17851309. GENERATING PREDICTED INK STROKE INFORMATION USING TEXT-BASED SEMANTICS simplified abstract (Microsoft Technology Licensing, LLC)
Contents
GENERATING PREDICTED INK STROKE INFORMATION USING TEXT-BASED SEMANTICS
Organization Name
Microsoft Technology Licensing, LLC
Inventor(s)
Steven N. Bathiche of Bellevue WA (US)
Moshe R. Lutz of Bellevue WA (US)
GENERATING PREDICTED INK STROKE INFORMATION USING TEXT-BASED SEMANTICS - A simplified explanation of the abstract
This abstract first appeared for US patent application 17851309 titled 'GENERATING PREDICTED INK STROKE INFORMATION USING TEXT-BASED SEMANTICS
Simplified Explanation
The patent application describes systems and methods for generating predicted ink strokes based on text-based semantics. Here is a simplified explanation of the abstract:
- Ink stroke data is received and input into a first model.
- Text data corresponding to the ink stroke data is received from the first model.
- The text data and a semantic context are input into a second model.
- The second model determines a predicted ink stroke.
- An indication of the predicted ink stroke is generated.
Potential applications of this technology:
- Digital handwriting recognition and prediction systems.
- Virtual reality or augmented reality applications that require real-time ink stroke generation.
- Collaborative writing tools that can predict and generate ink strokes based on text input.
Problems solved by this technology:
- Improves the accuracy and efficiency of handwriting recognition systems.
- Enables real-time generation of ink strokes based on text input, reducing the need for manual drawing or writing.
- Enhances the user experience in digital writing and drawing applications.
Benefits of this technology:
- Provides more accurate and intuitive digital handwriting recognition.
- Saves time and effort by automatically generating ink strokes based on text input.
- Enables seamless integration of text and ink-based input in various applications.

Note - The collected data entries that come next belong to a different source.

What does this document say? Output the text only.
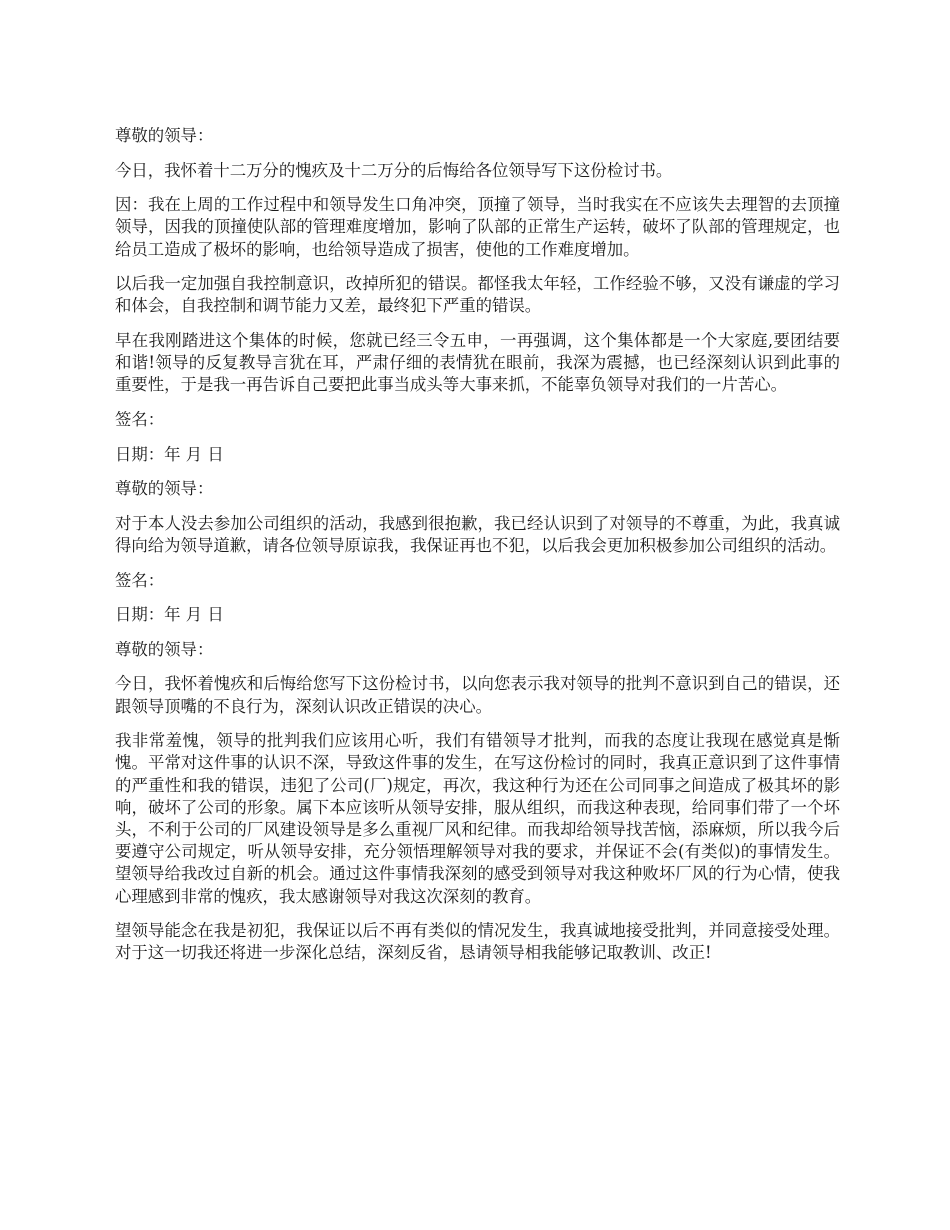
尊敬的领导：

今日，我怀着十二万分的愧疚及十二万分的后悔给各位领导写下这份检讨书。

因：我在上周的工作过程中和领导发生口角冲突，顶撞了领导，当时我实在不应该失去理智的去顶撞领导，因我的顶撞使队部的管理难度增加，影响了队部的正常生产运转，破坏了队部的管理规定，也给员工造成了极坏的影响，也给领导造成了损害，使他的工作难度增加。

以后我一定加强自我控制意识，改掉所犯的错误。都怪我太年轻，工作经验不够，又没有谦虚的学习和体会，自我控制和调节能力又差，最终犯下严重的错误。

早在我刚踏进这个集体的时候，您就已经三令五申，一再强调，这个集体都是一个大家庭,要团结要和谐!领导的反复教导言犹在耳，严肃仔细的表情犹在眼前，我深为震撼，也已经深刻认识到此事的重要性，于是我一再告诉自己要把此事当成头等大事来抓，不能辜负领导对我们的一片苦心。

签名：

日期：年 月 日

尊敬的领导：

对于本人没去参加公司组织的活动，我感到很抱歉，我已经认识到了对领导的不尊重，为此，我真诚得向给为领导道歉，请各位领导原谅我，我保证再也不犯，以后我会更加积极参加公司组织的活动。

签名：

日期：年 月 日

尊敬的领导：

今日，我怀着愧疚和后悔给您写下这份检讨书，以向您表示我对领导的批判不意识到自己的错误，还跟领导顶嘴的不良行为，深刻认识改正错误的决心。

我非常羞愧，领导的批判我们应该用心听，我们有错领导才批判，而我的态度让我现在感觉真是惭愧。平常对这件事的认识不深，导致这件事的发生，在写这份检讨的同时，我真正意识到了这件事情的严重性和我的错误，违犯了公司(厂)规定，再次，我这种行为还在公司同事之间造成了极其坏的影响，破坏了公司的形象。属下本应该听从领导安排，服从组织，而我这种表现，给同事们带了一个坏头，不利于公司的厂风建设领导是多么重视厂风和纪律。而我却给领导找苦恼，添麻烦，所以我今后要遵守公司规定，听从领导安排，充分领悟理解领导对我的要求，并保证不会(有类似)的事情发生。望领导给我改过自新的机会。通过这件事情我深刻的感受到领导对我这种败坏厂风的行为心情，使我心理感到非常的愧疚，我太感谢领导对我这次深刻的教育。

望领导能念在我是初犯，我保证以后不再有类似的情况发生，我真诚地接受批判，并同意接受处理。对于这一切我还将进一步深化总结，深刻反省，恳请领导相我能够记取教训、改正!
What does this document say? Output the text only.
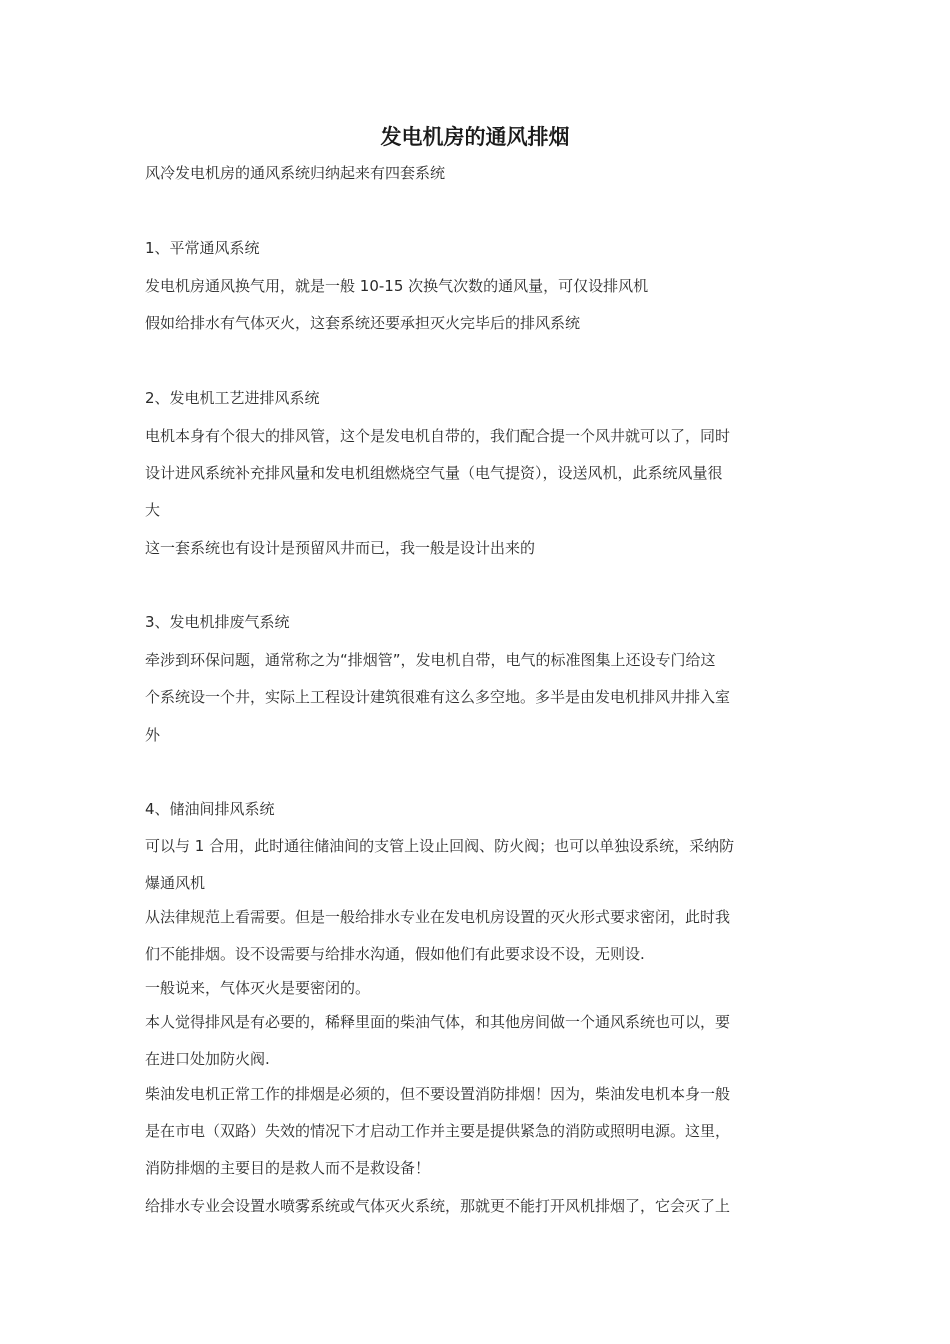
发电机房的通风排烟
风冷发电机房的通风系统归纳起来有四套系统
1、平常通风系统
发电机房通风换气用，就是一般 10-15 次换气次数的通风量，可仅设排风机
假如给排水有气体灭火，这套系统还要承担灭火完毕后的排风系统
2、发电机工艺进排风系统
电机本身有个很大的排风管，这个是发电机自带的，我们配合提一个风井就可以了，同时
设计进风系统补充排风量和发电机组燃烧空气量（电气提资），设送风机，此系统风量很
大
这一套系统也有设计是预留风井而已，我一般是设计出来的
3、发电机排废气系统
牵涉到环保问题，通常称之为“排烟管”，发电机自带，电气的标准图集上还设专门给这
个系统设一个井，实际上工程设计建筑很难有这么多空地。多半是由发电机排风井排入室
外
4、储油间排风系统
可以与 1 合用，此时通往储油间的支管上设止回阀、防火阀；也可以单独设系统，采纳防
爆通风机
从法律规范上看需要。但是一般给排水专业在发电机房设置的灭火形式要求密闭，此时我
们不能排烟。设不设需要与给排水沟通，假如他们有此要求设不设，无则设.
一般说来，气体灭火是要密闭的。
本人觉得排风是有必要的，稀释里面的柴油气体，和其他房间做一个通风系统也可以，要
在进口处加防火阀.
柴油发电机正常工作的排烟是必须的，但不要设置消防排烟！因为，柴油发电机本身一般
是在市电（双路）失效的情况下才启动工作并主要是提供紧急的消防或照明电源。这里，
消防排烟的主要目的是救人而不是救设备！
给排水专业会设置水喷雾系统或气体灭火系统，那就更不能打开风机排烟了，它会灭了上
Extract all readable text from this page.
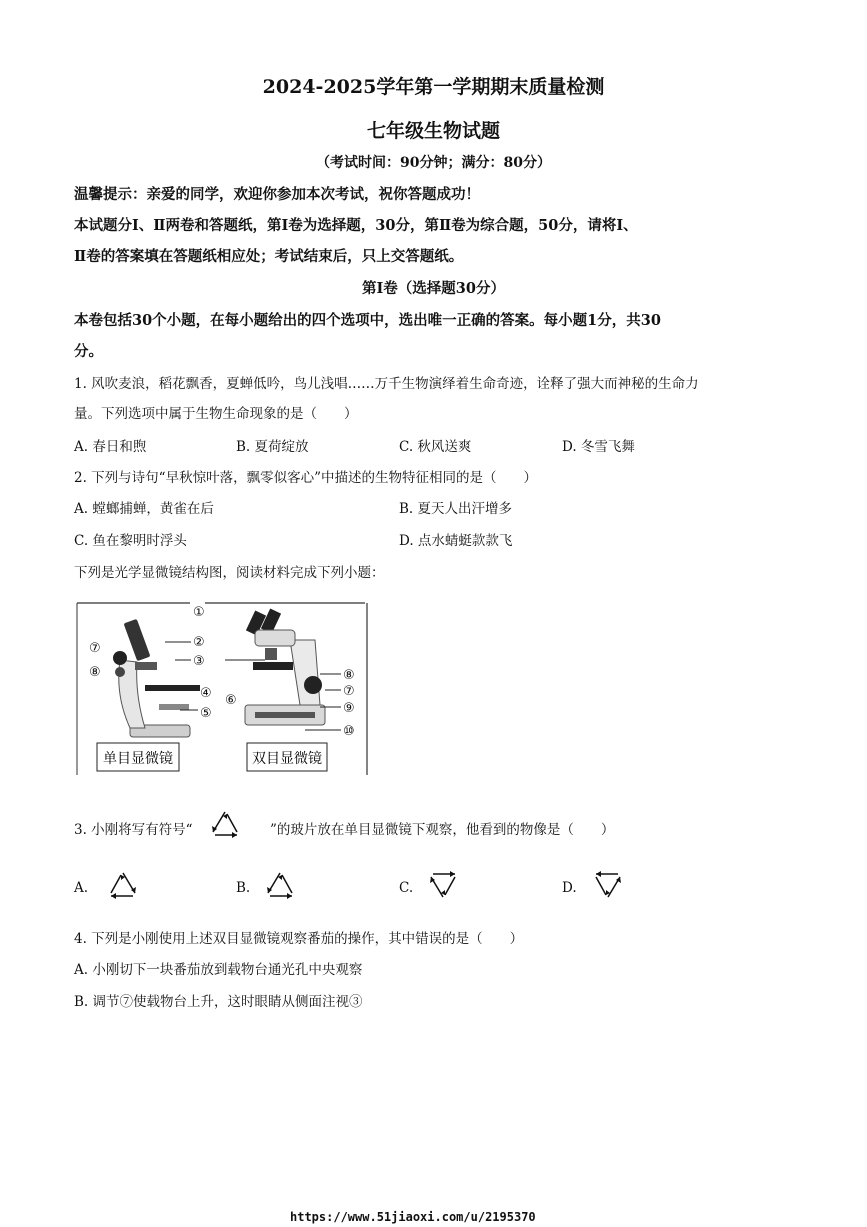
2024-2025学年第一学期期末质量检测
七年级生物试题
（考试时间：90分钟；满分：80分）
温馨提示：亲爱的同学，欢迎你参加本次考试，祝你答题成功！
本试题分Ⅰ、Ⅱ两卷和答题纸，第Ⅰ卷为选择题，30分，第Ⅱ卷为综合题，50分，请将Ⅰ、
Ⅱ卷的答案填在答题纸相应处；考试结束后，只上交答题纸。
第Ⅰ卷（选择题30分）
本卷包括30个小题，在每小题给出的四个选项中，选出唯一正确的答案。每小题1分，共30
分。
1. 风吹麦浪，稻花飘香，夏蝉低吟，鸟儿浅唱……万千生物演绎着生命奇迹，诠释了强大而神秘的生命力
量。下列选项中属于生物生命现象的是（　　）
A. 春日和煦	B. 夏荷绽放	C. 秋风送爽	D. 冬雪飞舞
2. 下列与诗句“早秋惊叶落，飘零似客心”中描述的生物特征相同的是（　　）
A. 螳螂捕蝉，黄雀在后	B. 夏天人出汗增多
C. 鱼在黎明时浮头	D. 点水蜻蜓款款飞
下列是光学显微镜结构图，阅读材料完成下列小题：
单目显微镜	双目显微镜
①
②
③
④
⑤
⑥
⑦
⑧	⑧
⑦
⑨
⑩
3. 小刚将写有符号“	”的玻片放在单目显微镜下观察，他看到的物像是（　　）
A.	B.	C.	D.
4. 下列是小刚使用上述双目显微镜观察番茄的操作，其中错误的是（　　）
A. 小刚切下一块番茄放到载物台通光孔中央观察
B. 调节⑦使载物台上升，这时眼睛从侧面注视③
https://www.51jiaoxi.com/u/2195370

Original Abstract Submitted
In some examples, systems and methods for generating predicted ink strokes, using text-based semantics, are provided. Ink stroke data may be received, the ink stroke data may be input into a first model, and text data may be received from the first model. The text data may correspond to the ink stroke data. The text data and a semantic context may be input into a second model. A predicted ink stroke may be determined, from the second model. Further, an indication of the predicted ink stroke may be generated.